Aging usually brings with it the onset of poorer eyesight. Thankfully though, several nutrients can help counteract some of the degenerative processes which can affect our eyes. Lutein and zeaxanthin are two such powerful antioxidants which tend to build up in the retina of the eye. In a controlled trial, it was found that eating 1.3 egg yolks per day for 4.5 weeks increases blood levels of lutein (by 28 to 50 percent) and zeaxanthin (by 114-142 percent).
Furthermore, studies have shown that consuming adequate amounts of these nutrients can significantly reduce the risk of cataracts and macular degeneration - two very common eye disorders. Eggs also contain substantial amounts of vitamin A, which can reduce blindness.

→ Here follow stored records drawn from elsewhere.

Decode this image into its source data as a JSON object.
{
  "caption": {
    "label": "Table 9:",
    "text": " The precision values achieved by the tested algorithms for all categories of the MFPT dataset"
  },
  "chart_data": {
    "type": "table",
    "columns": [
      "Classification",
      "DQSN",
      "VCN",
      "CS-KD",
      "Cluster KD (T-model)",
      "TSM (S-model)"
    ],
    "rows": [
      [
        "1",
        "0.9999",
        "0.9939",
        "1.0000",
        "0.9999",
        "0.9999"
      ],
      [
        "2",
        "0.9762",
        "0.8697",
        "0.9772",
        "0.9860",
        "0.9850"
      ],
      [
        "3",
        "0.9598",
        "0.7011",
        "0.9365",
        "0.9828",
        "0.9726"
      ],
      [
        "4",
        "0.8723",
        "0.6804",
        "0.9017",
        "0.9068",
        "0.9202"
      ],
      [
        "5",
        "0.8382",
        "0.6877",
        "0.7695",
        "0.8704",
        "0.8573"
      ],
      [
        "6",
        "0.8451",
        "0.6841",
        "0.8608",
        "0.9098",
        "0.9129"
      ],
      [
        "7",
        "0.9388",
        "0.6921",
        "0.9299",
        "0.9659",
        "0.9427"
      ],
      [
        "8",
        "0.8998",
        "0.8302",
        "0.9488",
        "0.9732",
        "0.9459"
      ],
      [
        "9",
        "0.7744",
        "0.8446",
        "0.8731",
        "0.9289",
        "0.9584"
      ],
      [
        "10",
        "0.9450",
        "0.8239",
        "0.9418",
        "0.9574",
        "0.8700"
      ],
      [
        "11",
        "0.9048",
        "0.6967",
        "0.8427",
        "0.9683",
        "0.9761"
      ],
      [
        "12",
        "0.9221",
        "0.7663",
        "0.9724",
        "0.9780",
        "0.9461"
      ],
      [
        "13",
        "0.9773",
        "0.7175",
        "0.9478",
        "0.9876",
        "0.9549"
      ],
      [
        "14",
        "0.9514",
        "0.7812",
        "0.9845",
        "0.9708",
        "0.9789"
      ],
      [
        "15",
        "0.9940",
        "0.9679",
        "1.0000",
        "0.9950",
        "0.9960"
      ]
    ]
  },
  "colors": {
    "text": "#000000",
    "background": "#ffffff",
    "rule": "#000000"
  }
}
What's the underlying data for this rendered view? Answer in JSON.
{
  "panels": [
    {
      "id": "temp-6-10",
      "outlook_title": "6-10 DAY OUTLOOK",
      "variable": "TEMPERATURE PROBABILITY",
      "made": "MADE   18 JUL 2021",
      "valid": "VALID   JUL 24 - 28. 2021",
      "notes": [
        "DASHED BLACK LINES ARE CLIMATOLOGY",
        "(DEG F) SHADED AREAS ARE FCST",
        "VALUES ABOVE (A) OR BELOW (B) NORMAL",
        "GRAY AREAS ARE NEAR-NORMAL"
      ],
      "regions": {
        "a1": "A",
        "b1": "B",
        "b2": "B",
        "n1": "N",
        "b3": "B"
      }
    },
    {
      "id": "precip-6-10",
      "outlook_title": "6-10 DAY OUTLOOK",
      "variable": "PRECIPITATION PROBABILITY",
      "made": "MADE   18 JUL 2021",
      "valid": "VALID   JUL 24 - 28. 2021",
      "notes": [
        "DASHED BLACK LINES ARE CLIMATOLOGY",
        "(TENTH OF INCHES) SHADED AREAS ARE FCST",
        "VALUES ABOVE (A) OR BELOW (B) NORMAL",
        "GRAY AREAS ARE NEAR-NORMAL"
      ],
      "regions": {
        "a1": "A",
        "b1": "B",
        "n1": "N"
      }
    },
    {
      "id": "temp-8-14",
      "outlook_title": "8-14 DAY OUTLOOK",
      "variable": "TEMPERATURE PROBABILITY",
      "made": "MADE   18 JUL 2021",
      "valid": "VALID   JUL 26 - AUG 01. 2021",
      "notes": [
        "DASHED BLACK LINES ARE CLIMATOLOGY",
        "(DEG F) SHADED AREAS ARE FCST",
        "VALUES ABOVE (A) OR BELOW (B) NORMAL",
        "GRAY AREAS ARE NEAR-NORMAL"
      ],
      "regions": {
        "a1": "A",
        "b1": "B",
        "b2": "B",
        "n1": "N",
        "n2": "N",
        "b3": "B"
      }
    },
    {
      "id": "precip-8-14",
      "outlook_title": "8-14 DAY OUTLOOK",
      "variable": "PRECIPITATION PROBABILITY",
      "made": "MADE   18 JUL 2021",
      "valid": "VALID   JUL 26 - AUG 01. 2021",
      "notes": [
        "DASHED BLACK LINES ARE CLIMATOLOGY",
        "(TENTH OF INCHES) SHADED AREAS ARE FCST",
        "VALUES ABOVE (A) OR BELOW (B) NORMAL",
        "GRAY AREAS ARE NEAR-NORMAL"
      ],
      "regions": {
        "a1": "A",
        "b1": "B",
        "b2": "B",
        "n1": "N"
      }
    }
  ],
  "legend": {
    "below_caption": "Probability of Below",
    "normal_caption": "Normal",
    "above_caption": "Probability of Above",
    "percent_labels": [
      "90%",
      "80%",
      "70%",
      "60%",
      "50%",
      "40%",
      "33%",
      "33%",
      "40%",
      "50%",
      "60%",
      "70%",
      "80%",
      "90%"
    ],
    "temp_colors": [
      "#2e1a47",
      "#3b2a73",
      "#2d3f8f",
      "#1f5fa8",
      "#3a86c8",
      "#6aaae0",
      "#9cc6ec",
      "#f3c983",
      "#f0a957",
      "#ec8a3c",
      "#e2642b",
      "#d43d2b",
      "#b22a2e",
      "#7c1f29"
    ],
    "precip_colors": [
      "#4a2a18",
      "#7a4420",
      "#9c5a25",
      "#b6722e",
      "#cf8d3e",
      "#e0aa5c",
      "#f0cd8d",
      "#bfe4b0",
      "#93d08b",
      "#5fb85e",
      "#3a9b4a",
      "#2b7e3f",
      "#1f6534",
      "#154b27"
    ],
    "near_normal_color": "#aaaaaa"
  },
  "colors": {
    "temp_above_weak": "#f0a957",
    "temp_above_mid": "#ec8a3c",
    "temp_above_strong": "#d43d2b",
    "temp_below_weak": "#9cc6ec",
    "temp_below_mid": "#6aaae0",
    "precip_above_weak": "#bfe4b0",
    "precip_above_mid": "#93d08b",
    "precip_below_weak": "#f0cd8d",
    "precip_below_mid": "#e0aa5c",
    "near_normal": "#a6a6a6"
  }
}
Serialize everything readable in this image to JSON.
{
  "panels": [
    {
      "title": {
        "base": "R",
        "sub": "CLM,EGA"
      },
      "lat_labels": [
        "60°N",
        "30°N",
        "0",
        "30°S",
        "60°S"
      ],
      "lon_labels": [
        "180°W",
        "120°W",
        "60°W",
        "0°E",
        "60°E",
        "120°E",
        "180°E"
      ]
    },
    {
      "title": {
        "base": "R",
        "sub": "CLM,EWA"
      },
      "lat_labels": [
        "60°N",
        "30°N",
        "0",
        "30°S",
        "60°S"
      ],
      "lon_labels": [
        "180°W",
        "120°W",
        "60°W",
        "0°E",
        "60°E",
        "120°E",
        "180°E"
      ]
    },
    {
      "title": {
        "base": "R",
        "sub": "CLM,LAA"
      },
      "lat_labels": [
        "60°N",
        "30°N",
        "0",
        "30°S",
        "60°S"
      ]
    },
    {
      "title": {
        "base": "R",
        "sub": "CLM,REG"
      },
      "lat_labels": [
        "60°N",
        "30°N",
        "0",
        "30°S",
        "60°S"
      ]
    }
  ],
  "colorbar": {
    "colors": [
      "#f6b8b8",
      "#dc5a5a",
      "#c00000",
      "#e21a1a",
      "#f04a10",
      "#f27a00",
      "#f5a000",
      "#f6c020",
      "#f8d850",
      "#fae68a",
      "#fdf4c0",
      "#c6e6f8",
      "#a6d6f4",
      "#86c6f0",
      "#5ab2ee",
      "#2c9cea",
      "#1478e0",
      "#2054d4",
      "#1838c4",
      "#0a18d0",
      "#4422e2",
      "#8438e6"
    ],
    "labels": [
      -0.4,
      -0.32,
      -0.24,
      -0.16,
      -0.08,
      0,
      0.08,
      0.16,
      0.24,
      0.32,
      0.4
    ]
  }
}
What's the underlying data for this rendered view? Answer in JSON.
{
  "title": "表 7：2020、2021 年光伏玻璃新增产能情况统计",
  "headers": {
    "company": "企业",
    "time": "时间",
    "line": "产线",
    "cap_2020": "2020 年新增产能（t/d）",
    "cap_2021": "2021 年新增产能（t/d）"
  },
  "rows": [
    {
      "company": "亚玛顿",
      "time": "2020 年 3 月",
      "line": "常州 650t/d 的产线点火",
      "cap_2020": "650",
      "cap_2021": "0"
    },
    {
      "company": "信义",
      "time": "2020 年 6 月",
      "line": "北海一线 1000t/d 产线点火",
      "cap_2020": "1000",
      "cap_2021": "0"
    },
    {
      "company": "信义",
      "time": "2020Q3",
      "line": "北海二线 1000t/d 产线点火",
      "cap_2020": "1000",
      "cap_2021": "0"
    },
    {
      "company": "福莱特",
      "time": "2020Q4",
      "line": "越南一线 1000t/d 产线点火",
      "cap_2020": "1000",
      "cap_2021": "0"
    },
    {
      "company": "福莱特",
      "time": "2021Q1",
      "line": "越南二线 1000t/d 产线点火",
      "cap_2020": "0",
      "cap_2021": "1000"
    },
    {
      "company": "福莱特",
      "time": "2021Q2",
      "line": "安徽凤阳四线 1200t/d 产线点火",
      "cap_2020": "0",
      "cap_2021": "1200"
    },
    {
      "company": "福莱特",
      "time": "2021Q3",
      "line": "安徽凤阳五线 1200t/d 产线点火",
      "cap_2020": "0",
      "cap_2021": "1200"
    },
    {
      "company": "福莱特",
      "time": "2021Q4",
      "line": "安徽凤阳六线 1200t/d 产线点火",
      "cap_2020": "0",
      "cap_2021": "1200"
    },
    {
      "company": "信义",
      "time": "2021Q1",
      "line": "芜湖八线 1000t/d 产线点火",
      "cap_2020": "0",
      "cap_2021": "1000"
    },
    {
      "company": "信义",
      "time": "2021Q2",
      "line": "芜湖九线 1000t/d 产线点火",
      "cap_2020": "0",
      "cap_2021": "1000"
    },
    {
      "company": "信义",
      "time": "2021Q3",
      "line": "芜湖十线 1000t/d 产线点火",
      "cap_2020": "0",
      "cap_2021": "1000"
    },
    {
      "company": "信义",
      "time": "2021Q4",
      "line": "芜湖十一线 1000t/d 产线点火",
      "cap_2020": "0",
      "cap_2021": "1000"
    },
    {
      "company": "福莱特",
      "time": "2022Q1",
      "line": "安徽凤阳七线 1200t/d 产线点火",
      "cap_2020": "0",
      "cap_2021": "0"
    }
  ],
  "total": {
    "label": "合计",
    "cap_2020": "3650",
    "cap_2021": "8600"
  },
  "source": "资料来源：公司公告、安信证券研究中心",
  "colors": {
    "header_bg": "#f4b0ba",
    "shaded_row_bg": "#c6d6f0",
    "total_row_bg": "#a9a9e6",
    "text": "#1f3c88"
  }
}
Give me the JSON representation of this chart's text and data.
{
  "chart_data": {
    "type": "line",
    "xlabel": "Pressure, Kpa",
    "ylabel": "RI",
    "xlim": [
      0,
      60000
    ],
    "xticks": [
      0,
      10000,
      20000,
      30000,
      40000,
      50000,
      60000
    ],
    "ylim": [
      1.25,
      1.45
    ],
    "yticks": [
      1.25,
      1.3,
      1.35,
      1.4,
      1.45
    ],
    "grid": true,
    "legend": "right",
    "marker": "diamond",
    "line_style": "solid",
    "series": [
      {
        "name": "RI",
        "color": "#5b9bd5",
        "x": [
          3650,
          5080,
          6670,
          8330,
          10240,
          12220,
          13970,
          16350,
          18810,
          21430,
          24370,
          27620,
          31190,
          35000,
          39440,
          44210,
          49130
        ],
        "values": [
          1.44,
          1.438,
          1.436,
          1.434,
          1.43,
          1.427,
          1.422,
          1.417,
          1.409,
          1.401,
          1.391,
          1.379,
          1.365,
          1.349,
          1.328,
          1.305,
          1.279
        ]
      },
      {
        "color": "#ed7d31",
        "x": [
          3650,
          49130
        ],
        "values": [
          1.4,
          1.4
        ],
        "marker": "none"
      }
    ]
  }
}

Not all eggs are created equal. Their nutrient composition varies depending on what the hens were fed and how they were raised. Hens that were raised on pasture and/or fed Omega-3 enriched foods tend to lay eggs that have a much higher Omega-3 fatty acids content - a nutrient that is known to reduce blood levels of triglycerides (a risk factor for heart disease).
Ensuring that you get enough protein in your diet is important - in fact, it has been suggested that the Recommended Daily Amounts (RDAs) may be too low. But, seeing that eggs contain all the essential amino acids in the right ratios, our bodies are easily able to absorb the protein found in eggs. Eating adequate amounts of protein may also help with weight loss, increasing muscle mass, lowering blood pressure and optimizing bone health. One single, large egg contains 6 grams of protein.
Eggs have been unfairly demonized for decades, due to the levels of cholesterol found in them. However, many studies have examined the relationship between egg consumption and the risk of heart disease. In one meta-review of 17 studies, with a total of 263,938 participants, no association was found between egg consumption and heart disease or stroke.
However, some studies have found that people with diabetes who ate eggs can have an increased risk of heart disease. Nevertheless, whether the eggs are actually causing the increased risk is not known.
Eggs are high in protein, which is one of the most fulfilling macronutrients. In one study of 30 overweight women, it was found that eating eggs instead of bagels for breakfast, increased feelings of fullness, making them automatically eat fewer calories during the following 36 hours. It was also found that eating an egg for breakfast caused significant weight loss over a period of 8 weeks.